• Gazete Makaleleri / Ekonomik Çözüm Gazetesi

  • Rekabet Kültürü

  • Rekabet Kültürü

    Rekabet Kurumu sektörlerin kendi içlerinde sağlıklı bir şekilde rekabet etmelerini sağlamak üzere, 4054 sayılı Rekabetin Korunması Hakkında Kanun’dan aldığı yetki çerçevesinde birçok kontrol mekanizması kullanıyor. Bunlardan biri de hiç kuşkusuz, rekabet kurallarını ihlal niteliği taşıyacak eylemlerde bulunan şirketlere yönelik olarak açılan soruşturmalar. Bunların caydırıcılığı ise, soruşturmalar sonucu verilen kararlar neticesi olarak şirketlere cirolarıyla orantılı olarak para cezası uygulanması noktasında ortaya çıkıyor.

    Yukarıda bahsi geçen caydırıcılık unsuru işin sadece maddi yönü.

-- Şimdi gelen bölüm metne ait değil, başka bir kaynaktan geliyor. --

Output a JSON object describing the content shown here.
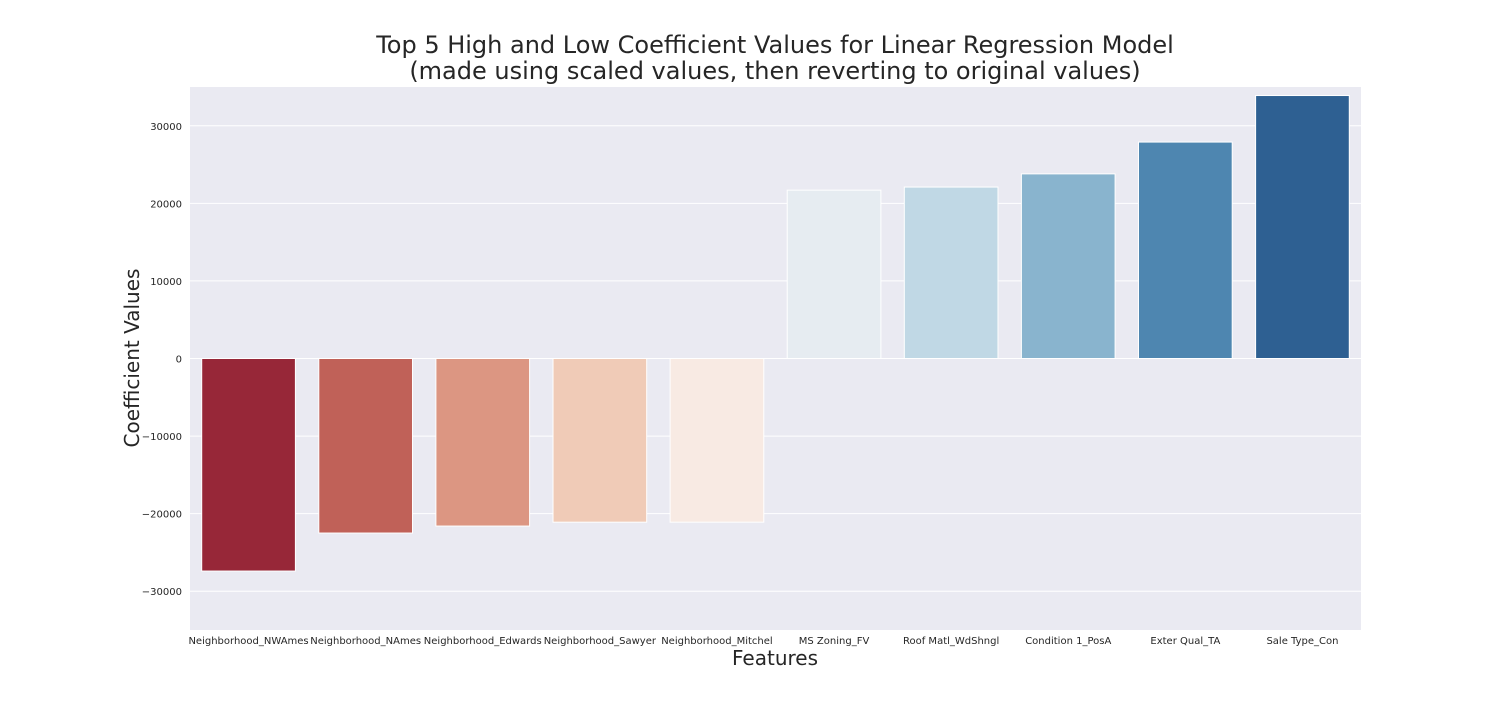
{
  "chart_data": {
    "type": "bar",
    "title": "Top 5 High and Low Coefficient Values for Linear Regression Model",
    "subtitle": "(made using scaled values, then reverting to original values)",
    "xlabel": "Features",
    "ylabel": "Coefficient Values",
    "categories": [
      "Neighborhood_NWAmes",
      "Neighborhood_NAmes",
      "Neighborhood_Edwards",
      "Neighborhood_Sawyer",
      "Neighborhood_Mitchel",
      "MS Zoning_FV",
      "Roof Matl_WdShngl",
      "Condition 1_PosA",
      "Exter Qual_TA",
      "Sale Type_Con"
    ],
    "values": [
      -27400,
      -22500,
      -21600,
      -21100,
      -21100,
      21700,
      22100,
      23800,
      27900,
      33900
    ],
    "colors": [
      "#972738",
      "#c06158",
      "#dc9682",
      "#f0cbb7",
      "#f8eae3",
      "#e6ecf1",
      "#c0d8e5",
      "#89b4ce",
      "#4e86b0",
      "#2e6092"
    ],
    "ylim": [
      -35000,
      35000
    ],
    "yticks": [
      -30000,
      -20000,
      -10000,
      0,
      10000,
      20000,
      30000
    ],
    "ytick_labels": [
      "−30000",
      "−20000",
      "−10000",
      "0",
      "10000",
      "20000",
      "30000"
    ],
    "grid": true,
    "background": "#eaeaf2",
    "gridColor": "#ffffff"
  }
}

Ancak bir de daha derinlerde yatan ve kazanılması zaman alabilecek olan ve tek tek teşebbüslerden başlayıp tüm sektörlerin kendi içlerinde yayılabilecek rekabet kültürünün oluşması gerçeği. ABD’de neredeyse 19. yüzyıla kadar uzanan rekabet mevzuatı ile Türkiye ne yazık ki 1994 yılında tanışabilmiştir. Yıllardır piyasalarda at koşturmaya alışmış ve neredeyse sektörlerin tamamına sahip olan bir çok teşebbüs için tokat niteliğinde olan bu Kanun, Türk mevzuatında bundan sonra Rekabet Kurumu’nun katkı ve uygulamalarıyla da en çok ses getirecek düzenleme gibi gözükmesine rağmen çok da etkili olamamıştır.

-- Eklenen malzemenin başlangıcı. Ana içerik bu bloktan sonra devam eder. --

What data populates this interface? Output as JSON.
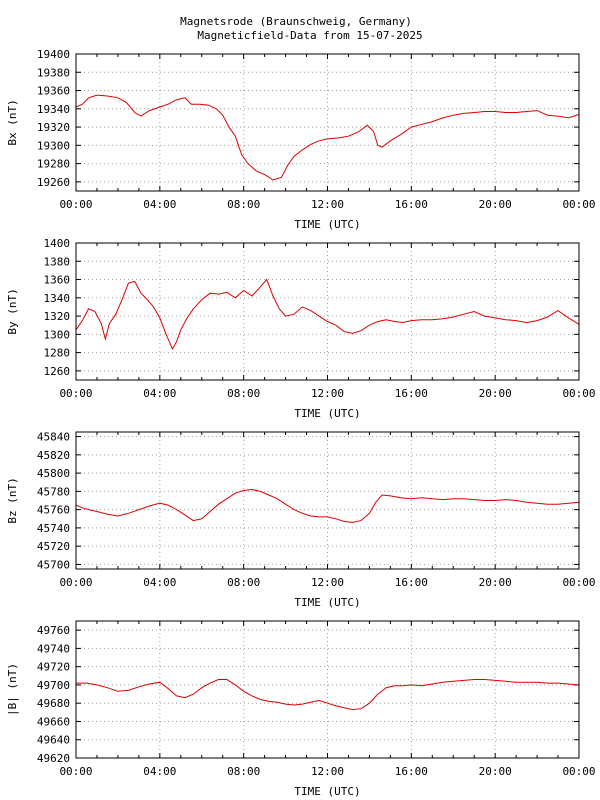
{
  "title": "Magnetsrode (Braunschweig, Germany)",
  "subtitle": "Magneticfield-Data from 15-07-2025",
  "colors": {
    "trace": "#dd0000",
    "grid": "#a0a0a0",
    "frame": "#000000"
  },
  "chart_data": [
    {
      "type": "line",
      "ylabel": "Bx (nT)",
      "xlabel": "TIME (UTC)",
      "xlim": [
        0,
        24
      ],
      "ylim": [
        19250,
        19400
      ],
      "yticks": [
        19260,
        19280,
        19300,
        19320,
        19340,
        19360,
        19380,
        19400
      ],
      "xticklabels": [
        "00:00",
        "04:00",
        "08:00",
        "12:00",
        "16:00",
        "20:00",
        "00:00"
      ],
      "grid": true,
      "series": [
        {
          "x": [
            0,
            0.3,
            0.6,
            1,
            1.5,
            2,
            2.4,
            2.8,
            3.1,
            3.5,
            4,
            4.4,
            4.8,
            5.2,
            5.5,
            5.9,
            6.3,
            6.7,
            7,
            7.3,
            7.6,
            7.9,
            8.2,
            8.6,
            9,
            9.4,
            9.8,
            10.1,
            10.4,
            10.8,
            11.2,
            11.6,
            12,
            12.5,
            13,
            13.5,
            13.9,
            14.2,
            14.4,
            14.6,
            15,
            15.5,
            16,
            16.5,
            17,
            17.5,
            18,
            18.5,
            19,
            19.5,
            20,
            20.5,
            21,
            21.5,
            22,
            22.5,
            23,
            23.5,
            24
          ],
          "values": [
            19342,
            19345,
            19352,
            19355,
            19354,
            19352,
            19347,
            19336,
            19332,
            19338,
            19342,
            19345,
            19350,
            19352,
            19345,
            19345,
            19344,
            19340,
            19333,
            19320,
            19310,
            19290,
            19280,
            19272,
            19268,
            19262,
            19265,
            19278,
            19288,
            19295,
            19301,
            19305,
            19307,
            19308,
            19310,
            19315,
            19322,
            19315,
            19300,
            19298,
            19305,
            19312,
            19320,
            19323,
            19326,
            19330,
            19333,
            19335,
            19336,
            19337,
            19337,
            19336,
            19336,
            19337,
            19338,
            19333,
            19332,
            19330,
            19334
          ]
        }
      ]
    },
    {
      "type": "line",
      "ylabel": "By (nT)",
      "xlabel": "TIME (UTC)",
      "xlim": [
        0,
        24
      ],
      "ylim": [
        1250,
        1400
      ],
      "yticks": [
        1260,
        1280,
        1300,
        1320,
        1340,
        1360,
        1380,
        1400
      ],
      "xticklabels": [
        "00:00",
        "04:00",
        "08:00",
        "12:00",
        "16:00",
        "20:00",
        "00:00"
      ],
      "grid": true,
      "series": [
        {
          "x": [
            0,
            0.3,
            0.6,
            0.9,
            1.2,
            1.4,
            1.6,
            1.9,
            2.2,
            2.5,
            2.8,
            3.1,
            3.4,
            3.7,
            4,
            4.3,
            4.6,
            4.8,
            5,
            5.3,
            5.6,
            6,
            6.4,
            6.8,
            7.2,
            7.6,
            8,
            8.4,
            8.8,
            9.1,
            9.4,
            9.7,
            10,
            10.4,
            10.8,
            11.2,
            11.6,
            12,
            12.4,
            12.8,
            13.2,
            13.6,
            14,
            14.4,
            14.8,
            15.2,
            15.6,
            16,
            16.5,
            17,
            17.5,
            18,
            18.5,
            19,
            19.5,
            20,
            20.5,
            21,
            21.5,
            22,
            22.5,
            23,
            23.5,
            24
          ],
          "values": [
            1305,
            1315,
            1328,
            1325,
            1312,
            1295,
            1312,
            1322,
            1338,
            1356,
            1358,
            1345,
            1338,
            1330,
            1318,
            1300,
            1284,
            1292,
            1305,
            1318,
            1328,
            1338,
            1345,
            1344,
            1346,
            1340,
            1348,
            1342,
            1352,
            1360,
            1342,
            1328,
            1320,
            1322,
            1330,
            1326,
            1320,
            1314,
            1310,
            1303,
            1301,
            1304,
            1310,
            1314,
            1316,
            1314,
            1313,
            1315,
            1316,
            1316,
            1317,
            1319,
            1322,
            1325,
            1320,
            1318,
            1316,
            1315,
            1313,
            1315,
            1319,
            1326,
            1318,
            1311
          ]
        }
      ]
    },
    {
      "type": "line",
      "ylabel": "Bz (nT)",
      "xlabel": "TIME (UTC)",
      "xlim": [
        0,
        24
      ],
      "ylim": [
        45695,
        45845
      ],
      "yticks": [
        45700,
        45720,
        45740,
        45760,
        45780,
        45800,
        45820,
        45840
      ],
      "xticklabels": [
        "00:00",
        "04:00",
        "08:00",
        "12:00",
        "16:00",
        "20:00",
        "00:00"
      ],
      "grid": true,
      "series": [
        {
          "x": [
            0,
            0.3,
            0.6,
            1,
            1.5,
            2,
            2.5,
            3,
            3.5,
            4,
            4.4,
            4.8,
            5.2,
            5.6,
            6,
            6.4,
            6.8,
            7.2,
            7.6,
            8,
            8.4,
            8.8,
            9.2,
            9.6,
            10,
            10.4,
            10.8,
            11.2,
            11.6,
            12,
            12.4,
            12.8,
            13.2,
            13.6,
            14,
            14.3,
            14.6,
            15,
            15.5,
            16,
            16.5,
            17,
            17.5,
            18,
            18.5,
            19,
            19.5,
            20,
            20.5,
            21,
            21.5,
            22,
            22.5,
            23,
            23.5,
            24
          ],
          "values": [
            45765,
            45762,
            45760,
            45758,
            45755,
            45753,
            45756,
            45760,
            45764,
            45767,
            45765,
            45760,
            45754,
            45748,
            45750,
            45758,
            45766,
            45772,
            45778,
            45781,
            45782,
            45780,
            45776,
            45772,
            45766,
            45760,
            45756,
            45753,
            45752,
            45752,
            45750,
            45747,
            45746,
            45748,
            45756,
            45768,
            45776,
            45775,
            45773,
            45772,
            45773,
            45772,
            45771,
            45772,
            45772,
            45771,
            45770,
            45770,
            45771,
            45770,
            45768,
            45767,
            45766,
            45766,
            45767,
            45768
          ]
        }
      ]
    },
    {
      "type": "line",
      "ylabel": "|B| (nT)",
      "xlabel": "TIME (UTC)",
      "xlim": [
        0,
        24
      ],
      "ylim": [
        49620,
        49770
      ],
      "yticks": [
        49620,
        49640,
        49660,
        49680,
        49700,
        49720,
        49740,
        49760
      ],
      "xticklabels": [
        "00:00",
        "04:00",
        "08:00",
        "12:00",
        "16:00",
        "20:00",
        "00:00"
      ],
      "grid": true,
      "series": [
        {
          "x": [
            0,
            0.5,
            1,
            1.5,
            2,
            2.5,
            3,
            3.5,
            4,
            4.4,
            4.8,
            5.2,
            5.6,
            6,
            6.4,
            6.8,
            7.2,
            7.6,
            8,
            8.4,
            8.8,
            9.2,
            9.6,
            10,
            10.4,
            10.8,
            11.2,
            11.6,
            12,
            12.4,
            12.8,
            13.2,
            13.6,
            14,
            14.4,
            14.8,
            15.2,
            15.6,
            16,
            16.5,
            17,
            17.5,
            18,
            18.5,
            19,
            19.5,
            20,
            20.5,
            21,
            21.5,
            22,
            22.5,
            23,
            23.5,
            24
          ],
          "values": [
            49702,
            49702,
            49700,
            49697,
            49693,
            49694,
            49698,
            49701,
            49703,
            49696,
            49688,
            49686,
            49690,
            49697,
            49702,
            49706,
            49706,
            49700,
            49693,
            49688,
            49684,
            49682,
            49681,
            49679,
            49678,
            49679,
            49681,
            49683,
            49680,
            49677,
            49675,
            49673,
            49674,
            49680,
            49690,
            49697,
            49699,
            49699,
            49700,
            49699,
            49701,
            49703,
            49704,
            49705,
            49706,
            49706,
            49705,
            49704,
            49703,
            49703,
            49703,
            49702,
            49702,
            49701,
            49700
          ]
        }
      ]
    }
  ]
}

    Şirketlerin rekabet kültürünü kazanabilmesi çok da kolay bir şey değildir. Ancak verilen cezalara bakıldığında sütten ağzı yanan yoğurdu üfleyerek yer dememek elde değil. Ancak ceza yememek kaygısından öte, şirketlerin mantığında kolay yoldan değil de rekabet ederekten para kazanmak şeklinde bir vizyonun oluşması gerek. Tüketiciye zarar vermemek ise bunu dolaylı yoldan kamçılayabilecek bir başka neden.

    Olaya bir de, rekabetin ihlali sonucunu doğuran eylemlerden zarar görenler açısından bakmak gerekiyor. Zira, 4054 sayılı Kanun’un 57. maddesi uyarınca gerçek veya tüzel kişi olsun tüm zarar görenlerin bu zararın tazminine yönelik hukuki bir hakları bulunuyor. Bu mekanizma bugüne kadar pek harekete geçirilmedi. Ancak bundan sonra, sadece piyasada faaliyet gösteren diğer şirketlerin değil, tüketici niteliğinde gerçek kişilerin de bu hakları konusunda bilinçlenmesi en doğru şey olacaktır. Zira, bireylerden başlayan bu bilinçlenme süreci bizlerde bir bütün olarak rekabet kültürünün oluşmasını sağlayabilecektir.